I have just three things to teach:
simplicity, patience, compassion.
These three are your greatest treasures.
Simple in actions and in thoughts,
you return to the source of being.
Patient with both friends and enemies,
you accord with the way things are.
Compassionate toward yourself,
you reconcile all beings in the world.
http://acc6.its.brooklyn.cuny.edu/~phalsall/texts/taote-v3.html
What a great thing to say, Bill. I can wish. The Lao-tzu quote is awesome. Perhaps one of the challenges of leadership is avoiding the seduction of complexity.
Happy New Year
Express Gratitude. I saw an idea on another website to keep a daily journal recording one thing about your spouse for which you are thankful. It might something grand or quite small, but the point was to be specific. Give this journal to your spouse at Christmas. I like this idea. The point of that blog was to stop trying to change your spouse, but rather give thanks. I see this working also in any number of contexts – family, work, church, etc. Happy New Year!
Love the idea Pete. Leaders could practice a form of this with their team members.
I wonder how many people in mid/lower levels at KPMG have the luxury of doing one thing at a time, or practising patience and kindness?

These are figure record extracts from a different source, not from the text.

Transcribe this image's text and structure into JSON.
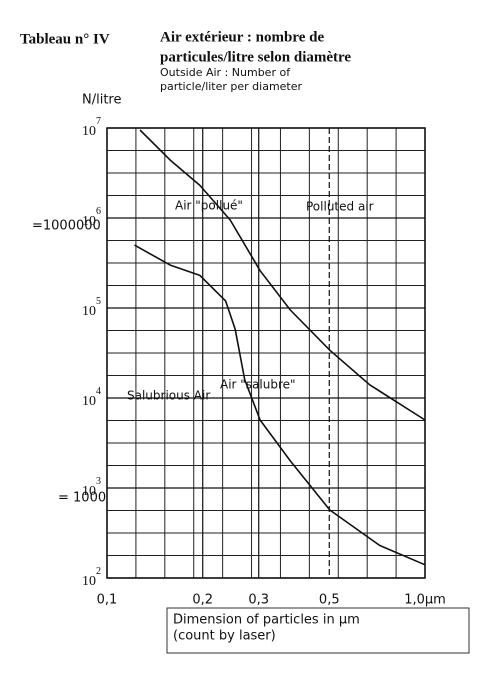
{
  "chart_data": {
    "type": "line",
    "title": "Tableau n° IV",
    "heading": [
      "Air extérieur : nombre de",
      "particules/litre selon diamètre"
    ],
    "subtitle": [
      "Outside Air : Number of",
      " particle/liter per diameter"
    ],
    "y_label": "N/litre",
    "x_label": [
      "Dimension of particles in µm",
      "(count by laser)"
    ],
    "log_x": true,
    "log_y": true,
    "grid": true,
    "xlim": [
      0.1,
      1.0
    ],
    "ylim": [
      100,
      10000000
    ],
    "xticks": [
      {
        "value": 0.1,
        "label": "0,1"
      },
      {
        "value": 0.2,
        "label": "0,2"
      },
      {
        "value": 0.3,
        "label": "0,3"
      },
      {
        "value": 0.5,
        "label": "0,5"
      },
      {
        "value": 1.0,
        "label": "1,0µm"
      }
    ],
    "yticks": [
      {
        "value": 100,
        "label": "10",
        "exp": "2"
      },
      {
        "value": 1000,
        "label": "10",
        "exp": "3"
      },
      {
        "value": 10000,
        "label": "10",
        "exp": "4"
      },
      {
        "value": 100000,
        "label": "10",
        "exp": "5"
      },
      {
        "value": 1000000,
        "label": "10",
        "exp": "6"
      },
      {
        "value": 10000000,
        "label": "10",
        "exp": "7"
      }
    ],
    "annotations": [
      "=1000000",
      "= 1000",
      "Polluted air",
      "Salubrious Air"
    ],
    "series": [
      {
        "name": "Air \"pollué\"",
        "color": "#111111",
        "x": [
          0.127,
          0.158,
          0.196,
          0.244,
          0.303,
          0.377,
          0.502,
          0.67,
          1.0
        ],
        "values": [
          9500000,
          4400000,
          2300000,
          950000,
          260000,
          95000,
          34000,
          14000,
          5700
        ]
      },
      {
        "name": "Air \"salubre\"",
        "color": "#111111",
        "x": [
          0.122,
          0.158,
          0.196,
          0.236,
          0.253,
          0.271,
          0.303,
          0.377,
          0.502,
          0.72,
          1.0
        ],
        "values": [
          500000,
          300000,
          230000,
          120000,
          58000,
          16000,
          5700,
          2000,
          570,
          230,
          140
        ]
      }
    ]
  }
}
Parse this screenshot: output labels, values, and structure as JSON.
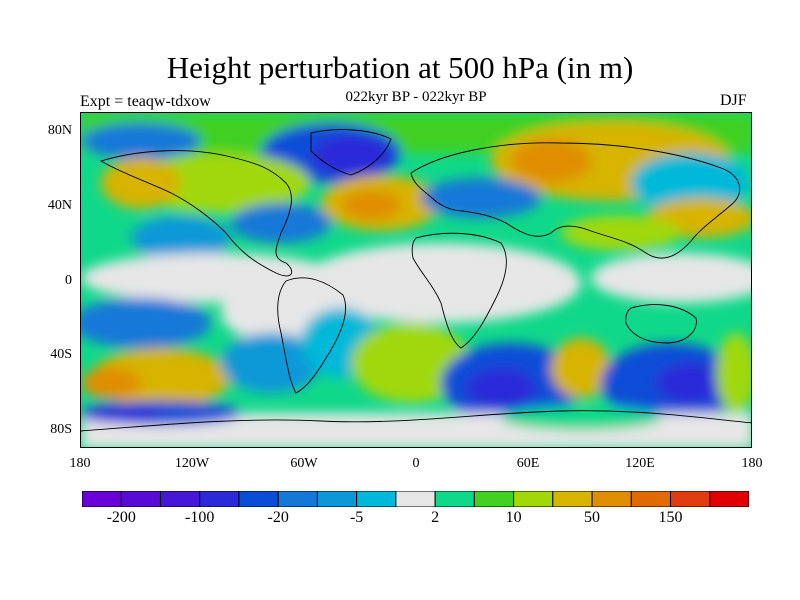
{
  "title": "Height perturbation at 500 hPa (in m)",
  "subtitle": "022kyr BP - 022kyr BP",
  "left_label": "Expt = teaqw-tdxow",
  "right_label": "DJF",
  "lat_labels": [
    "80N",
    "40N",
    "0",
    "40S",
    "80S"
  ],
  "lon_labels": [
    "180",
    "120W",
    "60W",
    "0",
    "60E",
    "120E",
    "180"
  ],
  "colorbar": {
    "colors": [
      "#6a00d8",
      "#5a0ad6",
      "#4418d6",
      "#2a2ad8",
      "#0a4ed8",
      "#1478d8",
      "#0c98d8",
      "#00b8d8",
      "#e6e6e6",
      "#10d88a",
      "#40d020",
      "#a0d80a",
      "#d6b400",
      "#e08e00",
      "#e06a00",
      "#e03c10",
      "#e00000"
    ],
    "tick_labels": [
      "-200",
      "-100",
      "-20",
      "-5",
      "2",
      "10",
      "50",
      "150"
    ]
  }
}
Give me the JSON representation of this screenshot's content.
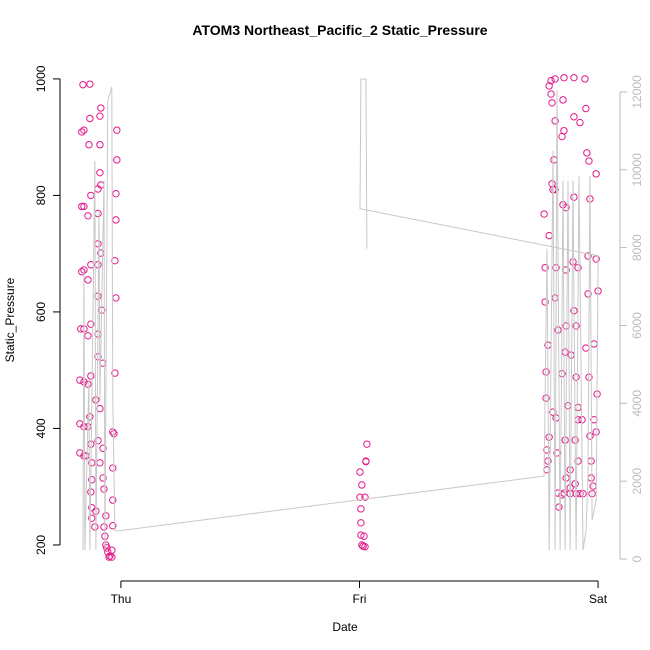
{
  "chart_data": {
    "type": "scatter",
    "title": "ATOM3 Northeast_Pacific_2 Static_Pressure",
    "xlabel": "Date",
    "ylabel": "Static_Pressure",
    "xlim": [
      -0.205,
      2.071
    ],
    "xticks": [
      {
        "value": 0,
        "label": "Thu"
      },
      {
        "value": 1,
        "label": "Fri"
      },
      {
        "value": 2,
        "label": "Sat"
      }
    ],
    "ylim": [
      145,
      1029
    ],
    "yticks": [
      200,
      400,
      600,
      800,
      1000
    ],
    "y2lim": [
      -462,
      12769
    ],
    "y2ticks": [
      0,
      2000,
      4000,
      6000,
      8000,
      10000,
      12000
    ],
    "series": [
      {
        "color": "#e6198c",
        "x": [
          -0.159,
          -0.13,
          -0.164,
          -0.155,
          -0.13,
          -0.084,
          -0.088,
          -0.017,
          -0.134,
          -0.088,
          -0.017,
          -0.088,
          -0.084,
          -0.096,
          -0.021,
          -0.126,
          -0.164,
          -0.155,
          -0.096,
          -0.138,
          -0.021,
          -0.096,
          -0.084,
          -0.025,
          -0.126,
          -0.096,
          -0.164,
          -0.155,
          -0.138,
          -0.096,
          -0.021,
          -0.08,
          -0.126,
          -0.168,
          -0.155,
          -0.096,
          -0.138,
          -0.096,
          -0.075,
          -0.025,
          -0.126,
          -0.172,
          -0.155,
          -0.138,
          -0.105,
          -0.088,
          -0.13,
          -0.172,
          -0.155,
          -0.138,
          -0.034,
          -0.096,
          -0.029,
          -0.126,
          -0.075,
          -0.172,
          -0.155,
          -0.147,
          -0.088,
          -0.122,
          -0.034,
          -0.075,
          -0.122,
          -0.126,
          -0.071,
          -0.034,
          -0.122,
          -0.105,
          -0.063,
          -0.122,
          -0.071,
          -0.109,
          -0.034,
          -0.067,
          -0.063,
          -0.059,
          -0.038,
          -0.055,
          -0.046,
          -0.038,
          -0.05,
          1.002,
          1.01,
          1.002,
          1.027,
          1.031,
          1.023,
          1.027,
          1.006,
          1.006,
          1.006,
          1.019,
          1.015,
          1.023,
          1.01,
          1.774,
          1.778,
          1.778,
          1.79,
          1.782,
          1.782,
          1.795,
          1.786,
          1.79,
          1.786,
          1.795,
          1.803,
          1.82,
          1.803,
          1.807,
          1.82,
          1.807,
          1.811,
          1.82,
          1.815,
          1.795,
          1.824,
          1.82,
          1.832,
          1.811,
          1.824,
          1.828,
          1.832,
          1.836,
          1.849,
          1.857,
          1.899,
          1.945,
          1.853,
          1.857,
          1.849,
          1.899,
          1.924,
          1.949,
          1.953,
          1.962,
          1.853,
          1.866,
          1.899,
          1.966,
          1.992,
          1.866,
          1.895,
          1.916,
          1.958,
          1.992,
          1.899,
          1.908,
          1.866,
          1.958,
          2.0,
          1.862,
          1.887,
          1.849,
          1.908,
          1.949,
          1.983,
          1.874,
          1.916,
          1.933,
          1.962,
          1.983,
          1.996,
          1.862,
          1.916,
          1.904,
          1.966,
          1.992,
          1.883,
          1.916,
          1.971,
          1.866,
          1.904,
          1.971,
          1.857,
          1.883,
          1.908,
          1.924,
          1.937,
          1.975,
          1.979,
          1.883
        ],
        "values": [
          990,
          991,
          909,
          912,
          932,
          950,
          936,
          912,
          887,
          887,
          861,
          839,
          818,
          811,
          803,
          800,
          781,
          781,
          769,
          765,
          758,
          717,
          701,
          688,
          681,
          681,
          669,
          672,
          655,
          627,
          624,
          603,
          579,
          571,
          571,
          562,
          559,
          523,
          512,
          495,
          490,
          483,
          480,
          476,
          449,
          434,
          420,
          408,
          403,
          403,
          394,
          379,
          391,
          373,
          366,
          358,
          353,
          353,
          341,
          341,
          332,
          315,
          312,
          291,
          296,
          277,
          264,
          258,
          250,
          246,
          231,
          231,
          233,
          215,
          200,
          195,
          191,
          188,
          181,
          179,
          179,
          325,
          303,
          282,
          343,
          373,
          282,
          344,
          262,
          238,
          217,
          215,
          198,
          197,
          200,
          768,
          676,
          617,
          543,
          497,
          452,
          385,
          363,
          344,
          329,
          988,
          997,
          1000,
          974,
          959,
          928,
          820,
          810,
          810,
          861,
          731,
          676,
          624,
          569,
          428,
          418,
          358,
          289,
          265,
          286,
          1002,
          1002,
          1000,
          964,
          911,
          901,
          935,
          925,
          949,
          873,
          859,
          784,
          779,
          797,
          794,
          837,
          672,
          686,
          676,
          696,
          691,
          602,
          576,
          576,
          631,
          636,
          531,
          526,
          494,
          488,
          538,
          545,
          439,
          436,
          415,
          488,
          415,
          459,
          380,
          415,
          380,
          387,
          394,
          329,
          344,
          344,
          315,
          305,
          315,
          289,
          288,
          288,
          288,
          288,
          288,
          301,
          298
        ]
      },
      {
        "color": "#c8c8c8",
        "axis": "y2",
        "x": [
          -0.159,
          -0.155,
          -0.151,
          -0.134,
          -0.13,
          -0.109,
          -0.105,
          -0.092,
          -0.088,
          -0.071,
          -0.067,
          -0.055,
          -0.038,
          -0.034,
          -0.025,
          -0.017,
          1.774,
          1.786,
          1.795,
          1.811,
          1.82,
          1.828,
          1.841,
          1.853,
          1.862,
          1.874,
          1.883,
          1.895,
          1.908,
          1.92,
          1.937,
          1.95,
          1.958,
          1.966,
          1.975,
          1.992,
          2.0,
          1.002,
          1.006,
          1.027,
          1.031
        ],
        "values": [
          230,
          7410,
          230,
          4590,
          230,
          10230,
          230,
          8950,
          4080,
          9720,
          230,
          11770,
          12130,
          4080,
          740,
          720,
          2130,
          7970,
          230,
          10490,
          230,
          12030,
          230,
          9720,
          230,
          9720,
          230,
          9720,
          230,
          9850,
          230,
          740,
          2150,
          9850,
          1000,
          1510,
          7790,
          9000,
          12330,
          12330,
          7970
        ]
      }
    ]
  }
}
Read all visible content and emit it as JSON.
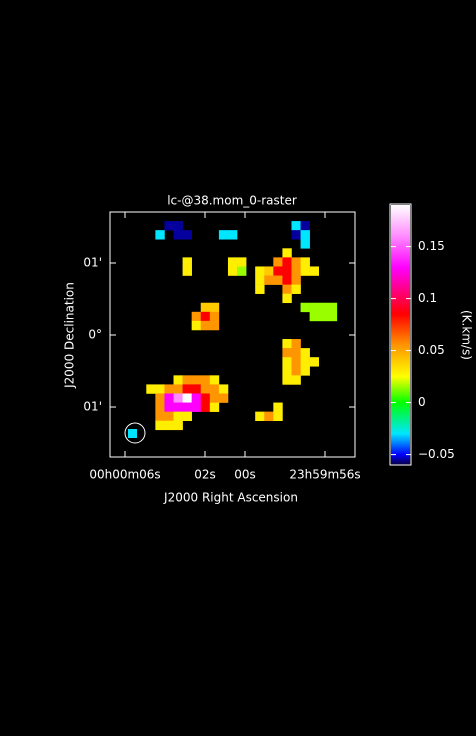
{
  "chart_data": {
    "type": "heatmap",
    "title": "lc-@38.mom_0-raster",
    "x_label": "J2000 Right Ascension",
    "y_label": "J2000 Declination",
    "xlim": [
      66.75,
      54.5
    ],
    "ylim": [
      -1.694,
      1.708
    ],
    "xticks": [
      {
        "value": 66,
        "label": "00h00m06s"
      },
      {
        "value": 62,
        "label": "02s"
      },
      {
        "value": 60,
        "label": "00s"
      },
      {
        "value": 56,
        "label": "23h59m56s"
      }
    ],
    "yticks": [
      {
        "value": 1,
        "label": "01'"
      },
      {
        "value": 0,
        "label": "0°"
      },
      {
        "value": -1,
        "label": "01'"
      }
    ],
    "z": [
      [
        null,
        null,
        null,
        null,
        null,
        null,
        null,
        null,
        null,
        null,
        null,
        null,
        null,
        null,
        null,
        null,
        null,
        null,
        null,
        null,
        null,
        null,
        null,
        null,
        null,
        null,
        null
      ],
      [
        null,
        null,
        null,
        null,
        null,
        null,
        -0.055,
        -0.055,
        null,
        null,
        null,
        null,
        null,
        null,
        null,
        null,
        null,
        null,
        null,
        null,
        -0.03,
        -0.055,
        null,
        null,
        null,
        null,
        null
      ],
      [
        null,
        null,
        null,
        null,
        null,
        -0.03,
        null,
        -0.055,
        -0.055,
        null,
        null,
        null,
        -0.03,
        -0.03,
        null,
        null,
        null,
        null,
        null,
        null,
        -0.055,
        -0.03,
        null,
        null,
        null,
        null,
        null
      ],
      [
        null,
        null,
        null,
        null,
        null,
        null,
        null,
        null,
        null,
        null,
        null,
        null,
        null,
        null,
        null,
        null,
        null,
        null,
        null,
        null,
        null,
        -0.03,
        null,
        null,
        null,
        null,
        null
      ],
      [
        null,
        null,
        null,
        null,
        null,
        null,
        null,
        null,
        null,
        null,
        null,
        null,
        null,
        null,
        null,
        null,
        null,
        null,
        null,
        0.03,
        null,
        null,
        null,
        null,
        null,
        null,
        null
      ],
      [
        null,
        null,
        null,
        null,
        null,
        null,
        null,
        null,
        0.03,
        null,
        null,
        null,
        null,
        0.03,
        0.03,
        null,
        null,
        null,
        0.055,
        0.085,
        0.055,
        0.03,
        null,
        null,
        null,
        null,
        null
      ],
      [
        null,
        null,
        null,
        null,
        null,
        null,
        null,
        null,
        0.03,
        null,
        null,
        null,
        null,
        0.03,
        0.015,
        null,
        0.03,
        0.04,
        0.085,
        0.085,
        0.055,
        0.03,
        0.03,
        null,
        null,
        null,
        null
      ],
      [
        null,
        null,
        null,
        null,
        null,
        null,
        null,
        null,
        null,
        null,
        null,
        null,
        null,
        null,
        null,
        null,
        0.03,
        0.055,
        0.055,
        0.085,
        0.055,
        null,
        null,
        null,
        null,
        null,
        null
      ],
      [
        null,
        null,
        null,
        null,
        null,
        null,
        null,
        null,
        null,
        null,
        null,
        null,
        null,
        null,
        null,
        null,
        0.03,
        null,
        null,
        0.055,
        0.03,
        null,
        null,
        null,
        null,
        null,
        null
      ],
      [
        null,
        null,
        null,
        null,
        null,
        null,
        null,
        null,
        null,
        null,
        null,
        null,
        null,
        null,
        null,
        null,
        null,
        null,
        null,
        0.03,
        null,
        null,
        null,
        null,
        null,
        null,
        null
      ],
      [
        null,
        null,
        null,
        null,
        null,
        null,
        null,
        null,
        null,
        null,
        0.04,
        0.04,
        null,
        null,
        null,
        null,
        null,
        null,
        null,
        null,
        null,
        0.015,
        0.015,
        0.015,
        0.015,
        null,
        null
      ],
      [
        null,
        null,
        null,
        null,
        null,
        null,
        null,
        null,
        null,
        0.055,
        0.085,
        0.055,
        null,
        null,
        null,
        null,
        null,
        null,
        null,
        null,
        null,
        null,
        0.015,
        0.015,
        0.015,
        null,
        null
      ],
      [
        null,
        null,
        null,
        null,
        null,
        null,
        null,
        null,
        null,
        0.03,
        0.055,
        0.055,
        null,
        null,
        null,
        null,
        null,
        null,
        null,
        null,
        null,
        null,
        null,
        null,
        null,
        null,
        null
      ],
      [
        null,
        null,
        null,
        null,
        null,
        null,
        null,
        null,
        null,
        null,
        null,
        null,
        null,
        null,
        null,
        null,
        null,
        null,
        null,
        null,
        null,
        null,
        null,
        null,
        null,
        null,
        null
      ],
      [
        null,
        null,
        null,
        null,
        null,
        null,
        null,
        null,
        null,
        null,
        null,
        null,
        null,
        null,
        null,
        null,
        null,
        null,
        null,
        0.03,
        0.055,
        null,
        null,
        null,
        null,
        null,
        null
      ],
      [
        null,
        null,
        null,
        null,
        null,
        null,
        null,
        null,
        null,
        null,
        null,
        null,
        null,
        null,
        null,
        null,
        null,
        null,
        null,
        0.055,
        0.055,
        0.03,
        null,
        null,
        null,
        null,
        null
      ],
      [
        null,
        null,
        null,
        null,
        null,
        null,
        null,
        null,
        null,
        null,
        null,
        null,
        null,
        null,
        null,
        null,
        null,
        null,
        null,
        0.03,
        0.055,
        0.03,
        0.03,
        null,
        null,
        null,
        null
      ],
      [
        null,
        null,
        null,
        null,
        null,
        null,
        null,
        null,
        null,
        null,
        null,
        null,
        null,
        null,
        null,
        null,
        null,
        null,
        null,
        0.03,
        0.055,
        0.03,
        null,
        null,
        null,
        null,
        null
      ],
      [
        null,
        null,
        null,
        null,
        null,
        null,
        null,
        0.03,
        0.055,
        0.055,
        0.055,
        0.03,
        null,
        null,
        null,
        null,
        null,
        null,
        null,
        0.03,
        0.03,
        null,
        null,
        null,
        null,
        null,
        null
      ],
      [
        null,
        null,
        null,
        null,
        0.03,
        0.03,
        0.055,
        0.055,
        0.085,
        0.085,
        0.055,
        0.055,
        0.03,
        null,
        null,
        null,
        null,
        null,
        null,
        null,
        null,
        null,
        null,
        null,
        null,
        null,
        null
      ],
      [
        null,
        null,
        null,
        null,
        null,
        0.055,
        0.13,
        0.16,
        0.19,
        0.13,
        0.085,
        0.055,
        0.055,
        null,
        null,
        null,
        null,
        null,
        null,
        null,
        null,
        null,
        null,
        null,
        null,
        null,
        null
      ],
      [
        null,
        null,
        null,
        null,
        null,
        0.055,
        0.13,
        0.13,
        0.13,
        0.13,
        0.085,
        0.03,
        null,
        null,
        null,
        null,
        null,
        null,
        0.03,
        null,
        null,
        null,
        null,
        null,
        null,
        null,
        null
      ],
      [
        null,
        null,
        null,
        null,
        null,
        0.055,
        0.055,
        0.03,
        0.03,
        null,
        null,
        null,
        null,
        null,
        null,
        null,
        0.03,
        0.055,
        0.03,
        null,
        null,
        null,
        null,
        null,
        null,
        null,
        null
      ],
      [
        null,
        null,
        null,
        null,
        null,
        0.03,
        0.03,
        0.03,
        null,
        null,
        null,
        null,
        null,
        null,
        null,
        null,
        null,
        null,
        null,
        null,
        null,
        null,
        null,
        null,
        null,
        null,
        null
      ],
      [
        null,
        null,
        null,
        null,
        null,
        null,
        null,
        null,
        null,
        null,
        null,
        null,
        null,
        null,
        null,
        null,
        null,
        null,
        null,
        null,
        null,
        null,
        null,
        null,
        null,
        null,
        null
      ],
      [
        null,
        null,
        null,
        null,
        null,
        null,
        null,
        null,
        null,
        null,
        null,
        null,
        null,
        null,
        null,
        null,
        null,
        null,
        null,
        null,
        null,
        null,
        null,
        null,
        null,
        null,
        null
      ],
      [
        null,
        null,
        null,
        null,
        null,
        null,
        null,
        null,
        null,
        null,
        null,
        null,
        null,
        null,
        null,
        null,
        null,
        null,
        null,
        null,
        null,
        null,
        null,
        null,
        null,
        null,
        null
      ]
    ],
    "colorbar": {
      "label": "(K.km/s)",
      "zlim": [
        -0.06,
        0.19
      ],
      "ticks": [
        {
          "value": -0.05,
          "label": "−0.05"
        },
        0,
        0.05,
        0.1,
        0.15
      ]
    }
  }
}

Actually, O’Kelley didn’t practice it until he knew death was at the door. Gives a whole new meaning to begin with the END in mind. OR, live with the end in mind.
Happy New Year
Dan,
Eye opener for the New Year.
Keep doing what you always do, if that fits your plan, knowing your required to work till the end in theory.
A true servant will give to the end.
Happy new year
Own Family is very important for facing of life problem . Not life of problem but all of problem ,the family is the best support to make good integrity
#3. Practice kind candor and courageous transparency. Excellent, I like that! Honesty doesn’t have to be cruel if its put tactfully, its just direct. After losing more people than I would like, too early, you do eventually realise that tomorrow isn’t promised. Happy New Year!!
Thanks for the reminders!
P.S. Writing a note/letter to a person a day comes back to you ten-fold!